The garrison commander shrugged. «I have no way to know about that, your Majesty. None of my men got deep enough into the Land of the Thousand Cities to tell for certain.»
«All right,» Maniakes said. «If Sharbaraz and Abivard are up to something else, I expect we'll find out when they turn it loose against us.» He started to add something like, We've stopped everything they've thrown at us so far, but left that unspoken. If the Videssian westlands hadn't lain under Makuraner control, he wouldn't have had to sail to Lyssaion to put himself in a position of being able to carry the war to the foe.
Rhegorios said, «We've managed to stay alive this long,» which came closer to summing up what the situation was really like. Rhegorios, as was his way, sounded cheerful. When mere survival was enough to make a man cheerful, though, the clouds overhead were dark and gloomy.
As Avtokrator of the Videssians, Maniakes could not afford to show that he was worried, lest by showing that he made his subjects worry, too, thus turning a bad situation worse. When he and Lysia were getting ready for bed, though, in the chamber Phakrases had given them, he said, «We've ducked so many arrows from the bows of the Makuraners, and been able to give back so few. How long can that go on?»
Lysia paused to think before she answered. As his cousin, she'd known him almost all his life. As his wife, she'd come to know him in a different, more thorough way than she had as cousin alone. At last, she said, «The Makuraners have done everything they can to Videssos, because they can't reach the imperial city. We're a long way from doing everything we can to them. The more we do, the sooner they'll come to their senses and make peace.»
«Other people have said the same thing to me, ever since I got the idea of moving my army against them by sea,» he answered.
«The advantage you have is that you make me believe it.»
«Good,» she said. «I'm supposed to. Isn't that what they call wifely duty?»
He smiled. «No, that's something else.» She tossed her head, flipping her black curls back from her face. «That's not a duty. Duties you endure. That—»

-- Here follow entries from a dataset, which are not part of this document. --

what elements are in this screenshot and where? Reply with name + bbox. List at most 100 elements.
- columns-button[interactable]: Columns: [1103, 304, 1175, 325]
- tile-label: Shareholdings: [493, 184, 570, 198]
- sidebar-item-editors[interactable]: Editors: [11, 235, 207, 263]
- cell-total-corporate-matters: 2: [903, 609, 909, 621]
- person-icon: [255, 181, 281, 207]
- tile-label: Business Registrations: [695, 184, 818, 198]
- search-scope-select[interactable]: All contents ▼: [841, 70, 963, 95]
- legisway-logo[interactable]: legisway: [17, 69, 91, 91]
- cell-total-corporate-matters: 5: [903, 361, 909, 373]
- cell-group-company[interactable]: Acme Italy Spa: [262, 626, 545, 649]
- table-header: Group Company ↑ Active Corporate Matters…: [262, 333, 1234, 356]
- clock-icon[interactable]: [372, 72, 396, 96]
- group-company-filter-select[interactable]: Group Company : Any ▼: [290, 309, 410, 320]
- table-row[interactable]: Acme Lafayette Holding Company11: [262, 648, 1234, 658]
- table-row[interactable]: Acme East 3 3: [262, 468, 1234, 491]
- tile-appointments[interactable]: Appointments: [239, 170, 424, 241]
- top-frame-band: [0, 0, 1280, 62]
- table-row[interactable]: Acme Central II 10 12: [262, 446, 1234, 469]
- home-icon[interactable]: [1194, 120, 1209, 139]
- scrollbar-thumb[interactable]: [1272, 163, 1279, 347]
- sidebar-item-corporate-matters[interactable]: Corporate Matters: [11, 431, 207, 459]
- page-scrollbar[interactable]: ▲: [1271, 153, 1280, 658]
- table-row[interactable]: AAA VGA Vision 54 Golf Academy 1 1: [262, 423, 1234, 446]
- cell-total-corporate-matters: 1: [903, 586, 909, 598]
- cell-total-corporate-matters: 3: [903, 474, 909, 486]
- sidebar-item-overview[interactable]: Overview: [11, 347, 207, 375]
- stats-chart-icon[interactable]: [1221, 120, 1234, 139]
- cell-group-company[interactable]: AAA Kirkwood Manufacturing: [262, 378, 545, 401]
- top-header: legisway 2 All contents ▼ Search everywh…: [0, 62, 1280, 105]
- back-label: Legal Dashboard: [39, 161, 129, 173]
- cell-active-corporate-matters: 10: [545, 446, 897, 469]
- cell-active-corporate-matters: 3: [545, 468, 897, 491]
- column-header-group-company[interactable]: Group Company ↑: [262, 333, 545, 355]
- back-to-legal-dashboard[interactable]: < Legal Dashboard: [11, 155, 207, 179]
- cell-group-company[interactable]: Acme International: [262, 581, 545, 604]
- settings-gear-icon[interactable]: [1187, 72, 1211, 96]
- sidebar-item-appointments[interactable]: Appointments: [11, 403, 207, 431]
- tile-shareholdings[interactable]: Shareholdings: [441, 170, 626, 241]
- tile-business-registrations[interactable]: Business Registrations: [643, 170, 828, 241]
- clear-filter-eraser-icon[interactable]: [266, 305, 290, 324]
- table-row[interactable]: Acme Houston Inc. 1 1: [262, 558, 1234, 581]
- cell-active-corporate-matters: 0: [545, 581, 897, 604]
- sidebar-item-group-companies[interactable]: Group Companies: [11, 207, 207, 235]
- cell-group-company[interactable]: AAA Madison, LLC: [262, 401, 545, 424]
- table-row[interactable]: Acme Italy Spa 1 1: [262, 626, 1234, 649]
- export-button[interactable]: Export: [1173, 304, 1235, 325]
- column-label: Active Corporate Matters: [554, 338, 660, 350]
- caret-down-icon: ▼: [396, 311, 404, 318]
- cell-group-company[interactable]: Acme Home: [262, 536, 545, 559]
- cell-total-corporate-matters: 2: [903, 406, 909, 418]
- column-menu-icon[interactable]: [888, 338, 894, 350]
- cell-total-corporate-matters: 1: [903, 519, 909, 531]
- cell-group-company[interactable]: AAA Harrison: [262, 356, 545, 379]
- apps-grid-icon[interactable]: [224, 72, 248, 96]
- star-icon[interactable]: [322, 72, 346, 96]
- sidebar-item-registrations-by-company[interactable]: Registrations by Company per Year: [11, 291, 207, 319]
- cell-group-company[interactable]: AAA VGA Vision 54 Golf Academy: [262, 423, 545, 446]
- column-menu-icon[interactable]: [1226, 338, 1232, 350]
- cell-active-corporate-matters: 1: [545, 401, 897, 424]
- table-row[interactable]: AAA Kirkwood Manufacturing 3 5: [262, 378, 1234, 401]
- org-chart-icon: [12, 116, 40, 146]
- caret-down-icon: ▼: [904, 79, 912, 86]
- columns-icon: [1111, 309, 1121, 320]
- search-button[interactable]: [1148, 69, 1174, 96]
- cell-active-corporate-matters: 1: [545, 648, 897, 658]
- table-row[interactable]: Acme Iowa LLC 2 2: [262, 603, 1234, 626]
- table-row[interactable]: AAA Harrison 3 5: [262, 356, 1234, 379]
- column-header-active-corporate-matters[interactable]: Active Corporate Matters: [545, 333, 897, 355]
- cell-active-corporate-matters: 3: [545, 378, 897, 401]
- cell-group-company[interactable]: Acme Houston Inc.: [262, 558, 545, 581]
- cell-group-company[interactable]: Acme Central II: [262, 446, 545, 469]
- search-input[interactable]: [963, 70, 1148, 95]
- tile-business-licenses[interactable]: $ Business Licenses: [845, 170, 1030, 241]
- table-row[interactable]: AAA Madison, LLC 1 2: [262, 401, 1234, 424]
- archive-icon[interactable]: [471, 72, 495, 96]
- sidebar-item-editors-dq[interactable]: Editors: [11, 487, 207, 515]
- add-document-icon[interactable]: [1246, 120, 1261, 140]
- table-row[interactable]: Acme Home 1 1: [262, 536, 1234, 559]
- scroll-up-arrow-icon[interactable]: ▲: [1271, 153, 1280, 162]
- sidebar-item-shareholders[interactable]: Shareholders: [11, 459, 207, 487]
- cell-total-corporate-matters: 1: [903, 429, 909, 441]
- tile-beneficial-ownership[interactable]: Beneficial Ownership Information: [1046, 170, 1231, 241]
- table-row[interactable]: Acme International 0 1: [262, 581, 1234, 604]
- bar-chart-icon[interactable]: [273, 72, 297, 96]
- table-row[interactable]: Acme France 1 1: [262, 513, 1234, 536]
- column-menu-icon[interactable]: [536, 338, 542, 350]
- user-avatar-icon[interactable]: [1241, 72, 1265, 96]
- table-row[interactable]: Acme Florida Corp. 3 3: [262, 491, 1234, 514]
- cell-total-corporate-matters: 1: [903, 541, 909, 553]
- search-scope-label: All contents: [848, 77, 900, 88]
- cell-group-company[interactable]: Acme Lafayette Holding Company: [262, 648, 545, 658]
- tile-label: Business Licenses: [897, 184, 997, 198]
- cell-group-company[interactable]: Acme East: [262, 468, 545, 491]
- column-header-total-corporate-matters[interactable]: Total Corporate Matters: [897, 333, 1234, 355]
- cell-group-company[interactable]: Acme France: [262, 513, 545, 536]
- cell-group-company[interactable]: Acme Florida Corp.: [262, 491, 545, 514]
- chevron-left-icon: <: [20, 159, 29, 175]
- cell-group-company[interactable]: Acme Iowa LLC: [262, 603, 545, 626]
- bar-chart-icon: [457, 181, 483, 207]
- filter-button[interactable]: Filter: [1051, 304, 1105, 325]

It was enjoyable, not least because she didn't look on it as a duty; he thought sadly of Niphone, who had looked on it so. Afterward, he slept soundly. The next morning, the army left Lyssaion, heading northwest.
II
Where the waters of the Xeremos reached, its valley was green and fertile. Where canals and underground channels in the style of those on Makuran's western plateau could not reach, it was desert. Here and there, the locals had thrown up walls of mud brick and stone, not against human foes but to hold encroaching sand dunes at bay. Here and there, the remains of such walls sticking up through sand told of fights that had failed.
This was the second time the farmers in the valley had seen the Videssian army sally forth to attack Makuran. The first time, two years before, they'd wavered between panic and astonishment; no Avtokrator had been seen in that out-of-the-way part of the Empire for centuries, if ever. They hadn't known whether the soldiers would plunder them of their few belongings. True, they and the soldiers owed allegiance to the same sovereign, but how often did that matter to soldiers?